To me it seems like even more of a struggle to make it work in STEM classes. While STEM fields will often readily accept new technology, there’s a pervasive idea that there’s a certain “correct” way of teaching things, particularly in Engineering.

As both a student and a (new) teacher in an engineering discipline, I want (and need) to rethink my ideas about how to teach, because I don’t want to just teach the way I’ve been taught–that was the aforementioned set way of doing things and it was very formulaic. Predictability can be good, but often at the expense of creativity.

Now, when I see all these ideas being thrown around about online meetings, blogs, discussion, outside collaboration, students running the show, etc., I get immediately disheartened that I’m teaching in the field I am.

This semester, I’m teaching a course on the design and computer modeling of metal castings. I think there are definitely opportunities for collaboration and discussion, because even after all sorts of equations and calculations, Design never has a single, clear-cut, “correct” answer. That being said, I think I would struggle mightily to incorporate many of the other elements of Connected Learning into my class. Not just because I can’t necessarily see a use for them, but because of the students themselves.

Metal casting, as it exists at Tech, is one of the least academic fields we have.

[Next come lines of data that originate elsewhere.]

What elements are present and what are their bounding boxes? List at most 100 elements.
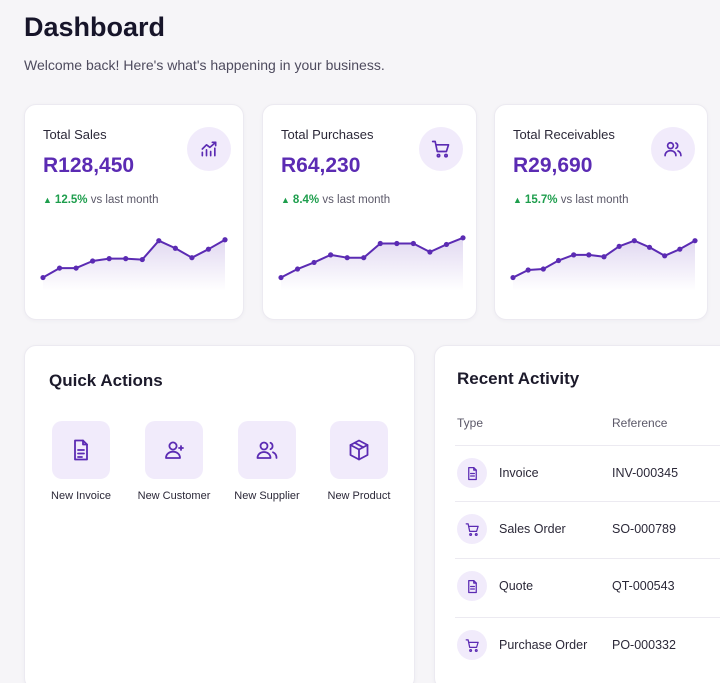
sparkline-point bbox=[525, 267, 531, 273]
new-supplier-button[interactable]: New Supplier bbox=[222, 421, 312, 502]
new-customer-button[interactable]: New Customer bbox=[129, 421, 219, 502]
stat-change-percent: 12.5% bbox=[54, 194, 88, 206]
sparkline-point bbox=[662, 253, 668, 259]
quick-actions-title: Quick Actions bbox=[49, 371, 163, 390]
row-divider bbox=[455, 617, 720, 618]
trend-up-icon: ▲ bbox=[281, 195, 290, 205]
activity-reference[interactable]: SO-000789 bbox=[612, 522, 676, 536]
users-icon bbox=[238, 421, 296, 479]
sparkline-point bbox=[631, 238, 637, 244]
stat-value: R128,450 bbox=[43, 154, 135, 177]
sparkline-point bbox=[692, 238, 698, 244]
sparkline-point bbox=[427, 249, 433, 255]
sparkline-point bbox=[172, 245, 178, 251]
sparkline-point bbox=[294, 266, 301, 272]
sparkline-line bbox=[280, 236, 464, 279]
row-divider bbox=[455, 558, 720, 559]
box-icon bbox=[330, 421, 388, 479]
stat-change: ▲ 12.5% vs last month bbox=[43, 194, 158, 206]
sparkline-point bbox=[510, 274, 516, 281]
sparkline-point bbox=[56, 265, 63, 271]
quick-action-label: New Customer bbox=[137, 490, 211, 502]
sparkline-point bbox=[189, 255, 195, 261]
sparkline-total-sales bbox=[40, 237, 228, 291]
activity-row[interactable]: Purchase Order PO-000332 bbox=[455, 617, 720, 673]
sparkline-point bbox=[540, 266, 546, 272]
sparkline-area bbox=[513, 240, 695, 291]
activity-reference[interactable]: QT-000543 bbox=[612, 579, 675, 593]
stat-change: ▲ 8.4% vs last month bbox=[281, 194, 390, 206]
sparkline-point bbox=[377, 240, 383, 247]
page-title: Dashboard bbox=[24, 12, 166, 42]
shopping-cart-icon bbox=[457, 514, 487, 544]
stat-change-suffix: vs last month bbox=[90, 194, 159, 206]
users-icon bbox=[651, 127, 695, 171]
invoice-icon bbox=[52, 421, 110, 479]
column-header-type: Type bbox=[457, 416, 484, 430]
stat-card-total-receivables[interactable]: Total Receivables R29,690 ▲ 15.7% vs last… bbox=[494, 104, 708, 320]
sparkline-line bbox=[42, 238, 226, 279]
sparkline-point bbox=[106, 256, 112, 262]
sparkline-point bbox=[443, 241, 450, 248]
activity-reference[interactable]: INV-000345 bbox=[612, 466, 679, 480]
document-icon bbox=[457, 571, 487, 601]
activity-reference[interactable]: PO-000332 bbox=[612, 638, 676, 652]
recent-activity-card: Recent Activity Type Reference Invoice I… bbox=[434, 345, 720, 683]
stat-label: Total Receivables bbox=[513, 127, 615, 142]
sparkline-point bbox=[394, 240, 400, 247]
stat-value: R64,230 bbox=[281, 154, 361, 177]
sparkline-point bbox=[601, 254, 607, 260]
row-divider bbox=[455, 501, 720, 502]
stat-card-total-sales[interactable]: Total Sales R128,450 ▲ 12.5% vs last mont… bbox=[24, 104, 244, 320]
stat-label: Total Purchases bbox=[281, 127, 374, 142]
activity-row[interactable]: Invoice INV-000345 bbox=[455, 445, 720, 501]
sparkline-point bbox=[571, 252, 577, 258]
sparkline-point bbox=[90, 258, 96, 264]
quick-actions-card: Quick Actions New Invoice New Customer N… bbox=[24, 345, 415, 683]
sparkline-point bbox=[278, 274, 284, 281]
activity-type: Purchase Order bbox=[499, 638, 588, 652]
row-divider bbox=[455, 445, 720, 446]
document-icon bbox=[457, 458, 487, 488]
activity-row[interactable]: Sales Order SO-000789 bbox=[455, 501, 720, 557]
activity-row[interactable]: Quote QT-000543 bbox=[455, 558, 720, 614]
quick-action-label: New Product bbox=[327, 490, 391, 502]
stat-change-percent: 8.4% bbox=[292, 194, 320, 206]
stat-change-percent: 15.7% bbox=[524, 194, 558, 206]
sparkline-point bbox=[40, 274, 46, 281]
sparkline-point bbox=[361, 255, 367, 261]
new-invoice-button[interactable]: New Invoice bbox=[36, 421, 126, 502]
sparkline-point bbox=[139, 256, 145, 263]
shopping-cart-icon bbox=[457, 630, 487, 660]
sparkline-point bbox=[555, 257, 562, 264]
column-header-reference: Reference bbox=[612, 416, 668, 430]
sparkline-point bbox=[311, 259, 317, 266]
sparkline-point bbox=[677, 246, 683, 252]
sparkline-total-receivables bbox=[510, 238, 698, 291]
sparkline-point bbox=[222, 237, 228, 243]
stat-change-suffix: vs last month bbox=[560, 194, 629, 206]
sparkline-point bbox=[73, 265, 79, 271]
activity-type: Quote bbox=[499, 579, 534, 593]
sparkline-point bbox=[205, 246, 212, 252]
sparkline-point bbox=[328, 252, 334, 258]
new-product-button[interactable]: New Product bbox=[314, 421, 404, 502]
sparkline-point bbox=[156, 238, 162, 244]
sparkline-area bbox=[281, 237, 463, 291]
stat-change-suffix: vs last month bbox=[322, 194, 391, 206]
activity-type: Sales Order bbox=[499, 522, 566, 536]
sparkline-point bbox=[460, 235, 466, 241]
quick-action-label: New Invoice bbox=[51, 490, 111, 502]
sparkline-point bbox=[646, 244, 653, 250]
shopping-cart-icon bbox=[419, 127, 463, 171]
stat-card-total-purchases[interactable]: Total Purchases R64,230 ▲ 8.4% vs last mo… bbox=[262, 104, 477, 320]
page-subtitle: Welcome back! Here's what's happening in… bbox=[24, 57, 385, 73]
quick-action-label: New Supplier bbox=[234, 490, 300, 502]
sparkline-point bbox=[344, 255, 350, 261]
trend-up-icon: ▲ bbox=[513, 195, 522, 205]
user-icon bbox=[145, 421, 203, 479]
sparkline-point bbox=[123, 256, 129, 262]
stat-label: Total Sales bbox=[43, 127, 107, 142]
trend-up-icon: ▲ bbox=[43, 195, 52, 205]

Virtually everyone (if not actually everyone) in the undergrad casting program is interested in one thing: a job. They’re taking casting classes so that they have a better resume and can give better interviews and be better at their future jobs, and they’re taking all their non-casting classes simply because they’re requirements and the students just want a good enough grade to graduate. They don’t seem to care very much about how they’re being taught or learning for the sake of learning–they just want jobs.

I can’t blame them, but it gets frustrating when your students are only there to get better jobs, rather than thinking about why they’re being taught and why they’re learning.

I know these kids; I’ve worked with them for at least a semester already, if not a year or two. I know they don’t give a rat’s ass about what pedagogy or praxes their professors are using. Hell, last year I saw one of my professors try something completely new in one of his classes (I was a TA, not a student), and it failed miserably. The students didn’t keep up with it, the professor couldn’t enforce it, and everyone was back to business as usual after a few weeks.

And most of those students are the ones I’m teaching now.

So, I definitely want to rethink my preconceived notions about teaching and to do my best to create a dynamic, engaging classroom that isn’t just the “sage on a stage” lecturing for an hour (as so many of the classes I’ve taken have gone), but it will certainly be a struggle to do so in the environment where I work.